В мое кресло собакен забирается только нелегально: если видит, что мама (я) выходит из комнаты. Когда же мама возвращается, собакен резко сваливает из кресла, если не успела уснуть. А если не успела проснуться, то приходится сначала ее будить, а потом она, очухавшись, соскакивает и несется на свое место со всех лап.
Иногда так зайдешь в комнату, видишь нарушение общественного порядка в виде дрыхнущей без задних лап шарпеихи и умиляешься. Вроде бы следует прогнать и поругать за нечеловеческое хамство. Но она такая плюшевая, свернулась кремовым калачом и явственно похрапывает. Брыли развалились и обнажили сиренево-розовые десны и белые зубы, меж которыми подрагивает фиолетово-сероватый кончик языка. Пухлый шарпейский нос тоже подергивается, веки дрожат, под ними шевелятся глаза — шарпейка явно что-то видит во сне. Хвост вздрагивает, собака начинает перебирать во сне лапами, словно в замедленном кино, сипло взлаивает короткими тявками — пёсхену, похоже, снится, что она кого-то догоняет.

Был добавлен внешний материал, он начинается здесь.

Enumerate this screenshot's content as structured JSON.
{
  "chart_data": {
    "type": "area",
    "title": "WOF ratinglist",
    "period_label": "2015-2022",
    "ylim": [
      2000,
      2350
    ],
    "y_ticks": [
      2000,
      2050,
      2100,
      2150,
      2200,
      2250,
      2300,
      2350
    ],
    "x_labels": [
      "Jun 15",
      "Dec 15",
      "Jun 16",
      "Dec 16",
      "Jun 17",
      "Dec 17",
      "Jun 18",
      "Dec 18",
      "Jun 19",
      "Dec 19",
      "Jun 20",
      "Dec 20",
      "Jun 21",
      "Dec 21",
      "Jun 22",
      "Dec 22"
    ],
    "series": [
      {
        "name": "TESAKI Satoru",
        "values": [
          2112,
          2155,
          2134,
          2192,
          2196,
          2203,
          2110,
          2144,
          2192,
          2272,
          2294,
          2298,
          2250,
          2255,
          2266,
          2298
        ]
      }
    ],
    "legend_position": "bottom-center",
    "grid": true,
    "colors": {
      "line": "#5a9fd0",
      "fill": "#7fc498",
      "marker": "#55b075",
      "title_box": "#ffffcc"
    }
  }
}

Подхожу, осторожно дотрагиваюсь, тихонько, чтобы не напугать, зову: «Тэйчунь». Собака вскидывает голову и ошалелыми глазами смотрит по сторонам, не понимая еще, что спалилась. Морда заспанная, как припухшая после сна. Потом собака приходит в себя, понимает, какой страшный грех совершила, забравшись в мамино кресло, и быстро валит в детскую на свое место.